Вскочив с кровати и сунув ноги в шлепанцы, в ночной рубашке сел Мольтке к столу писать приказ на ближайшие, ночные, часы.
План его был прост: пруссаки предупредят предполагаемое наступление австрийской армии, двинувшись на них еще раньше. Первой армии Красного Принца предписывалось атаковать в лоб, армии генерала фон Биттенфельда — обрушиться на левое крыло, а кронпринцу двинуться со своей Второй армией из Двора Кралове, чтобы обойти с фланга правое крыло австрийцев.
За несколько минут до полуночи из Ичина выехали по трем разным дорогам три спешных курьера в Двор Кралове, отстоящий примерно на сорок километров; каждый курьер вез в поясе по одному экземпляру краткого письменного приказа кронпринцу. И хотя местность была им незнакома, а ночь безлунна, а неприятель близок — все три курьера достигли цели в срок.
Задолго до рассвета, между вторым и третьим часом пополуночи, в лагерях и станах Первой прусской армии и армии генерала фон Биттенфельда, называемой Полабская, затрубили тревогу, забили барабаны, раздались призывы к оружию, и все это сопровождалось растерянным галдежом. Похожие на пьяных чертей, разбуженные среди ночи, еще одурманенные сном, дрожащие от холода солдаты закопошились в туманной темноте, которую едва разгоняли дымные огни лагерных костров; кашляя, стуча зубами, солдаты хватали свои ранцы, ремни, каски и оружие. Однако хаос длился недолго: прошли какие-нибудь три-четыре минуты, как мечущиеся фигуры уже послушно сомкнулись в четкие правильные ряды.
Тяжкие массы прусского войска, немые, безропотные, как машина, начали свой марш.
Утро занялось ненастное. На рассвете, когда запели птицы, которых не могло спугнуть угрюмо-безмолвное движение молчаливых отрядов, ночной туман стал оседать в виде мелкой, назойливой измороси, позже перешедшей в частый дождь. Местами низкое небо совсем сливалось с серой землей, по которой разбросались разорванные клочья холодных паров. Деревья, как мокрые метлы, стряхивали с ветвей пригоршни холодных капель. Солдаты шагали медленно, беззвучно передвигая натруженные ноги по мокрой траве, по затоптанным хлебам; все знали, что подходит решительный час и многие из них сегодня простятся с жизнью. Движение часто прерывалось — лафеты тяжелых орудий увязали в рыхлой земле картофельных и капустных гряд.

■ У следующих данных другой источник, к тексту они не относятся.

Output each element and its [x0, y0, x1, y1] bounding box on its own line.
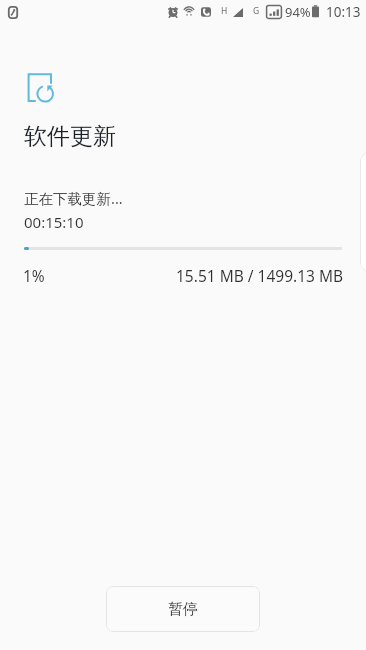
button[interactable]: Next update card: [360, 152, 366, 272]
staticText: 94%: [285, 3, 311, 21]
staticText: 1%: [23, 265, 45, 286]
staticText: G: [253, 5, 260, 17]
staticText: 正在下载更新...: [24, 188, 123, 208]
staticText: 暂停: [168, 600, 198, 619]
staticText: 10:13: [326, 3, 361, 21]
staticText: 软件更新: [24, 122, 116, 151]
button[interactable]: 暂停: [106, 586, 260, 632]
other: Software update: [27, 72, 57, 106]
staticText: 15.51 MB / 1499.13 MB: [176, 265, 344, 286]
staticText: H: [221, 5, 228, 17]
staticText: 00:15:10: [24, 212, 84, 232]
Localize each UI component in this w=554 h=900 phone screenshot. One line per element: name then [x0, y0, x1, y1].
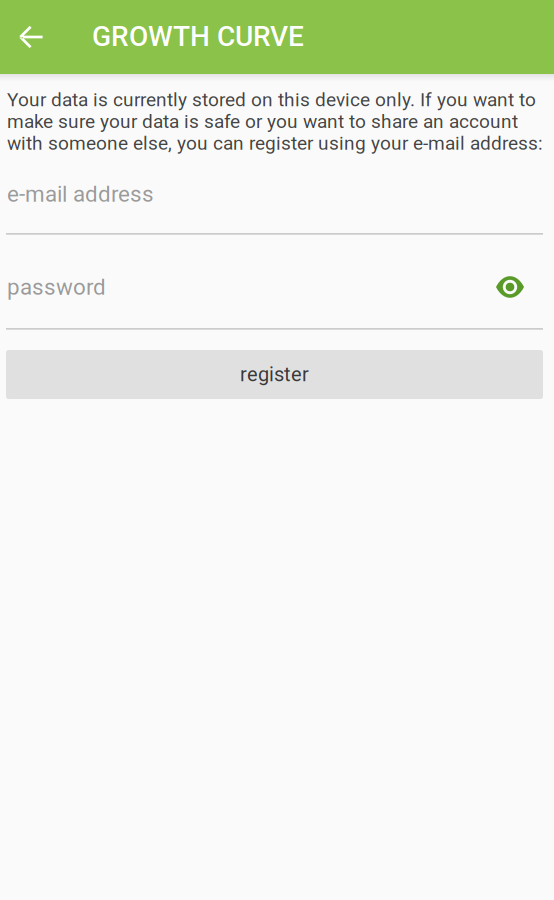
staticText: register — [240, 363, 309, 386]
button[interactable]: e-mail address — [6, 179, 532, 209]
staticText: make sure your data is safe or you want … — [7, 110, 518, 133]
staticText: GROWTH CURVE — [92, 20, 304, 53]
button[interactable]: register — [6, 350, 543, 399]
staticText: password — [7, 274, 106, 300]
staticText: with someone else, you can register usin… — [7, 132, 543, 154]
staticText: e-mail address — [7, 181, 154, 207]
button[interactable]: password — [6, 272, 488, 302]
staticText: Your data is currently stored on this de… — [7, 89, 536, 111]
button[interactable]: Show password — [488, 272, 532, 302]
button[interactable]: Back — [0, 0, 64, 74]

В начале седьмого часа утра голова обеих армий достигла холмов западнее Быстршице, параллельных высотам, поднимавшимся на том ее берегу, между деревнями Липа и Хлум, как раз посередине прямоугольного пространства, занятого армией Бенедека, представляя собой стратегический и наблюдательный центр австрийцев. Последние же лишь двадцать минут тому назад заметили приближавшегося неприятеля и затрубили тревогу, когда авангард Восьмой прусской дивизии уже вступил в брошенную деревушку Дуб, неподалеку от Садовой, расположенной на крайней северо-западной точке наших позиций. Чуть позднее четыре прусских кавалериста-наблюдателя поднялись на высоту, скрывавшую расположение австрийцев, — и тогда на австрийской стороне, возле белой остроконечной колокольни костела в Хлуме, ясно видимое на зеленом фоне, вспухло круглое облачко, а через несколько секунд донесся и раскат первого пушечного выстрела. Величайшая битва девятнадцатого века, битва под Градцем Кралове, которую иные чужестранные историографы называют битвой под Садовой, началась.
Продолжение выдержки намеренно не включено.